途中からノリノリだったエリカも、流石に申し訳なさそうに俺のことを見つめ返していた。

「あの、散々買わせちゃってなんだけど…やっぱり私も払うよ」

「バーカ。俺はお前じゃなくて寧々に貢いでんだよ」

「いや、でも。なんかさすがに悪くて…ほらボーナス出たばっかだし。私にもそれくらい余裕は…」

「いいだろ。…このぐらいさせろ」

これが俺の贖罪なんだと、苦しげに発した言葉に思いを乗せる。

俺の意図が伝わったのかはよくわからなかったが、しばらくエリカはだんまりを決め込んでいた。

「…なんだ。急に元気ないな。疲れたのか?」

「うん。…まぁそんなとこ」

エリカも色々と思うところがあるのだろう。

俺だって簡単に許してもらおうなんて思っていない。

ただ、この気持ちだけは知っていてほしいと、運転の最中ずっと思っていた。




「…よし、これで全部だな」

買い込んだプレゼントを車からエリカの部屋に運び、寧々に見つからないように収納スペースに隠していく。

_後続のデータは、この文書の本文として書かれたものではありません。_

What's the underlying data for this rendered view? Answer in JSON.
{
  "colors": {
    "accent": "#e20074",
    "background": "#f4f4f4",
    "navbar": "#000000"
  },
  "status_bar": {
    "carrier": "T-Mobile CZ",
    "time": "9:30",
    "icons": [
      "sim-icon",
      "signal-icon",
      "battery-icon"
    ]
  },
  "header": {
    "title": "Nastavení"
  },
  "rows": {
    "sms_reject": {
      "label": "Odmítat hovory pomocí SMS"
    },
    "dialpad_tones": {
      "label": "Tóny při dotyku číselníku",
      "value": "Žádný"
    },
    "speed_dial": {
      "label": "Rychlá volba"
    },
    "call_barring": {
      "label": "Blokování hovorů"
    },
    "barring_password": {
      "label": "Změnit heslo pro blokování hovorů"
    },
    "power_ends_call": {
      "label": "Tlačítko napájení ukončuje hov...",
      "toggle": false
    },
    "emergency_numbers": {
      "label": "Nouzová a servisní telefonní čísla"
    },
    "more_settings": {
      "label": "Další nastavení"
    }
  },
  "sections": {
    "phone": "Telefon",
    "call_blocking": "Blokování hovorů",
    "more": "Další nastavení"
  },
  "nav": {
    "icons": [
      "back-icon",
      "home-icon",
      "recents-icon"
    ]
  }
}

必死な俺の姿を見つめていたエリカの顔には、いつの間にか笑顔が戻っていた。

「結城、そろそろ行くぞ」

「うん」

久しぶりに寧々に会えるせいか、心が弾んでしまう。

「……え」

ふと後ろのエリカに目線を向けると、その身体がスローモーションのように前へゆっくりと倒れてきていた。